Una ráfaga de aire se deslizó por debajo del faldón de la tienda real y levantó un remolino de arena en el suelo, interrumpiendo un momento la conversación.
—Usted sabe —continuó el soberano— que nunca obramos de esa forma. Si tenemos algo que decir a nuestros vecinos, recurrimos a mensajeros que actúan con suma discreción, como mercaderes, peregrinos, y a veces incluso mendigos. Antaño, cuando los portugueses nos enviaron representantes oficiales, estos hicieron tal alarde de arrogancia que nos incitaron a no dejarles marchar.
—Lo sé —dijo Poncet.
El rey se puso de pie y empezó a deambular alrededor de la mesa, rozando de paso la tela gruesa y áspera de la tienda, con un gesto instintivo que evidenciaba su perplejidad.
—Usted sabe también que todos los sacerdotes, esos que llaman jesuitas y esos otros que se visten como los árabes, pululan a nuestro alrededor, al acecho del menor pretexto para entrar en el país. Cuando yo era niño, mi padre mandó venir a un médico de El Cairo, como yo he hecho ahora con usted. Llegaron dos monjes; los recibió amablemente, aunque con cierta desconfianza, y preguntó cuál de ellos era el médico. Estos le dijeron con toda tranquilidad que el médico no había podido emprender el viaje inmediatamente y que ellos se habían adelantado…
—¿Qué fue de los monjes? —preguntó Jean-Baptiste.

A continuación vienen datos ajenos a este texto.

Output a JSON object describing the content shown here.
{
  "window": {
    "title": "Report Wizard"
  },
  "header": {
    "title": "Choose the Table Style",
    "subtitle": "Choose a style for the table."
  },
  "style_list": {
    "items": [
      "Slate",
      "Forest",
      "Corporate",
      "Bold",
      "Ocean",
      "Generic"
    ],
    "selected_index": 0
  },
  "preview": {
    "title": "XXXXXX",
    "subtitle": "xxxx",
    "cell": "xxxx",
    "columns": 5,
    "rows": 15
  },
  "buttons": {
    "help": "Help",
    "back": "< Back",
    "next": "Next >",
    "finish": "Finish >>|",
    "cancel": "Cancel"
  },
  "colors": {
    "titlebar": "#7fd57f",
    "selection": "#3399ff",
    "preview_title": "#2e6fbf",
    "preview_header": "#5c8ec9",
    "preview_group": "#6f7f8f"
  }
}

—En el momento que el pueblo se enteró de que los religiosos francos habían regresado, la multitud comenzó a concentrarse; nuestros sacerdotes y nuestros príncipes pusieron al rey en cuarentena, por miedo a que se convirtiera como había ocurrido ya una vez, para nuestra desgracia. Todos temían que se desencadenara de nuevo una guerra civil, así que el rey, mi padre, no vaciló en entregar a los dos extranjeros a la multitud, que los lapidó ante el palacio. Le digo esto para que sepa que una embajada puede atraer a esos fanáticos que tratan de entrar en el país por todos los medios, a sabiendas de que no queremos volver a verlos.

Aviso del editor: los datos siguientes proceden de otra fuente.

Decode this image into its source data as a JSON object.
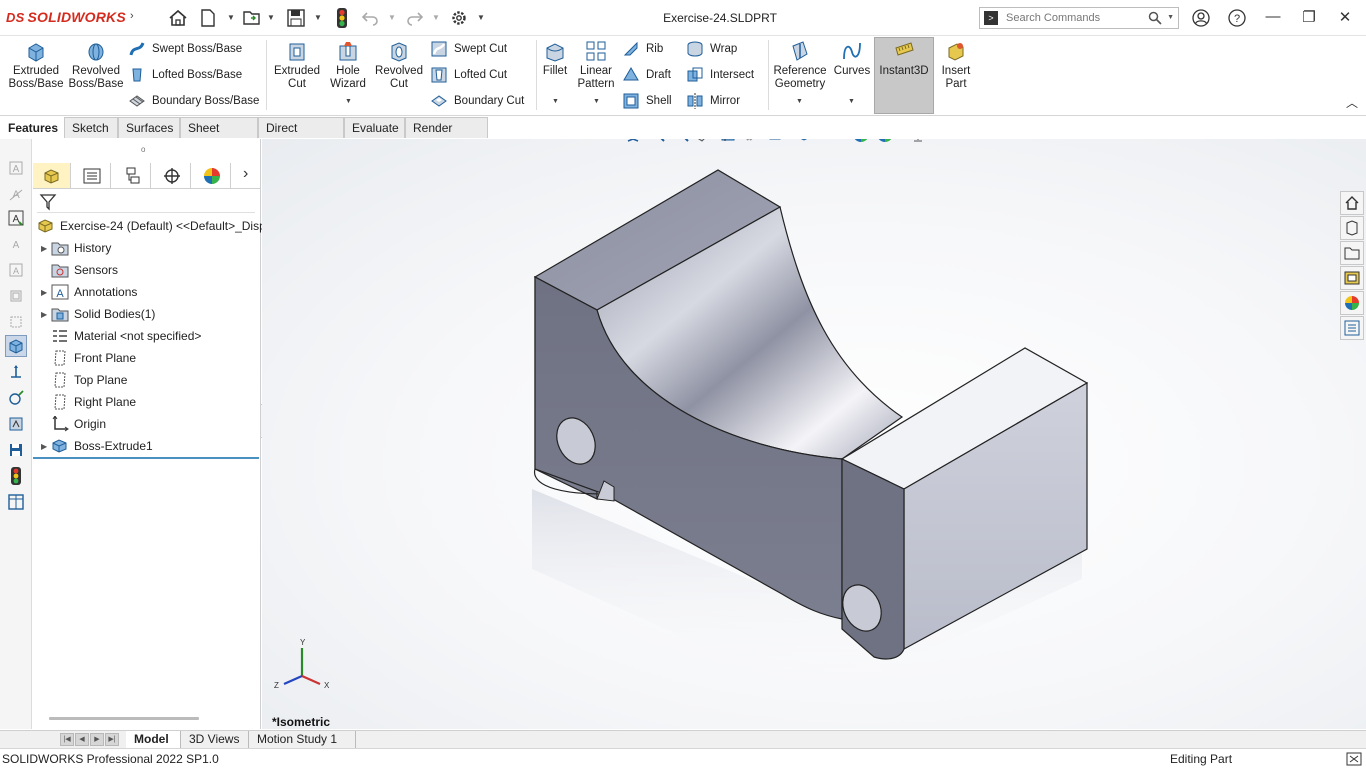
{
  "app": {
    "logo_mark": "DS",
    "logo_text": "SOLIDWORKS",
    "document_title": "Exercise-24.SLDPRT"
  },
  "search": {
    "placeholder": "Search Commands"
  },
  "ribbon": {
    "extruded_boss": "Extruded Boss/Base",
    "revolved_boss": "Revolved Boss/Base",
    "swept_boss": "Swept Boss/Base",
    "lofted_boss": "Lofted Boss/Base",
    "boundary_boss": "Boundary Boss/Base",
    "extruded_cut": "Extruded Cut",
    "hole_wizard": "Hole Wizard",
    "revolved_cut": "Revolved Cut",
    "swept_cut": "Swept Cut",
    "lofted_cut": "Lofted Cut",
    "boundary_cut": "Boundary Cut",
    "fillet": "Fillet",
    "linear_pattern": "Linear Pattern",
    "rib": "Rib",
    "draft": "Draft",
    "shell": "Shell",
    "wrap": "Wrap",
    "intersect": "Intersect",
    "mirror": "Mirror",
    "reference_geometry": "Reference Geometry",
    "curves": "Curves",
    "instant3d": "Instant3D",
    "insert_part": "Insert Part"
  },
  "tabs": [
    "Features",
    "Sketch",
    "Surfaces",
    "Sheet Metal",
    "Direct Editing",
    "Evaluate",
    "Render Tools"
  ],
  "tree": {
    "root": "Exercise-24 (Default) <<Default>_Disp",
    "items": [
      "History",
      "Sensors",
      "Annotations",
      "Solid Bodies(1)",
      "Material <not specified>",
      "Front Plane",
      "Top Plane",
      "Right Plane",
      "Origin",
      "Boss-Extrude1"
    ]
  },
  "viewport": {
    "view_name": "*Isometric",
    "axis_x": "X",
    "axis_y": "Y",
    "axis_z": "Z"
  },
  "bottom_tabs": [
    "Model",
    "3D Views",
    "Motion Study 1"
  ],
  "status": {
    "product": "SOLIDWORKS Professional 2022 SP1.0",
    "mode": "Editing Part"
  },
  "colors": {
    "brand": "#d52b1e",
    "accent_blue": "#1f6fb2",
    "selected_tab": "#c8c8c8"
  }
}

—¡Precisamente! —dijo Jean-Baptiste, que continuaba pensativo y que parecía a punto de pronunciar en voz alta los pensamientos que gradualmente le venían a la mente—. No debe confiar una embajada a un desconocido, sino a una persona que le sea familiar, alguien que sienta tan poca simpatía como usted por los curas y que se comprometa a no traerlos con la embajada; esto pondría las cosas en otro plano. Majestad, me parece que en realidad tiene poco que temer. La presencia de un emisario de nuestro rey, testigo de la situación de vuestro imperio y conocedor de las maniobras de los jesuitas ofrecería la posibilidad de informar sin demora a nuestro soberano de cualquier treta de esos clérigos. Luis XIV tiene influencia sobre el papa y podría pedirle que moderara sus fervorosas congregaciones. Muchas cosas se deben a que en nuestro país no se conoce suficientemente a vuestra majestad. La simple palabrería medra fácilmente donde impera la ignorancia. Perdone mi franqueza, incluso yo me avergüenzo de lo que voy a decir, pero los jesuitas han llegado a describir este reino en sus relatos como una tierra de salvajes, ignorantes y brutos. Y ese es el argumento que han esgrimido para intentar traer hasta aquí la luz de la fe. Si yo pudiera aportar un testimonio de la realidad de este pueblo, seguro que el rey francés lo entendería. Yo ayudaría a ambos a establecer las relaciones de estima entre grandes soberanos cristianos, uno de Occidente y otro de Oriente. Creo que de ese modo vuestra majestad podría impedir la llegada de quienes se empeñan en alterar el orden de su reino para adueñarse del poder y las almas.
Al término de este parlamento que había pronunciado de corrido, como llevado por una súbita inspiración y en un tono apasionado, Jean-Baptiste miró fijamente al rey. El soberano, inmóvil, se quedó pensativo unos instantes. Luego llamó a un guardia. Un joven muy alto y delgado apareció con una lanza en la mano y un machete cincelado en la cintura.
—Que alguien vaya a la ciudad y me traiga a Murad inmediatamente —dijo el rey.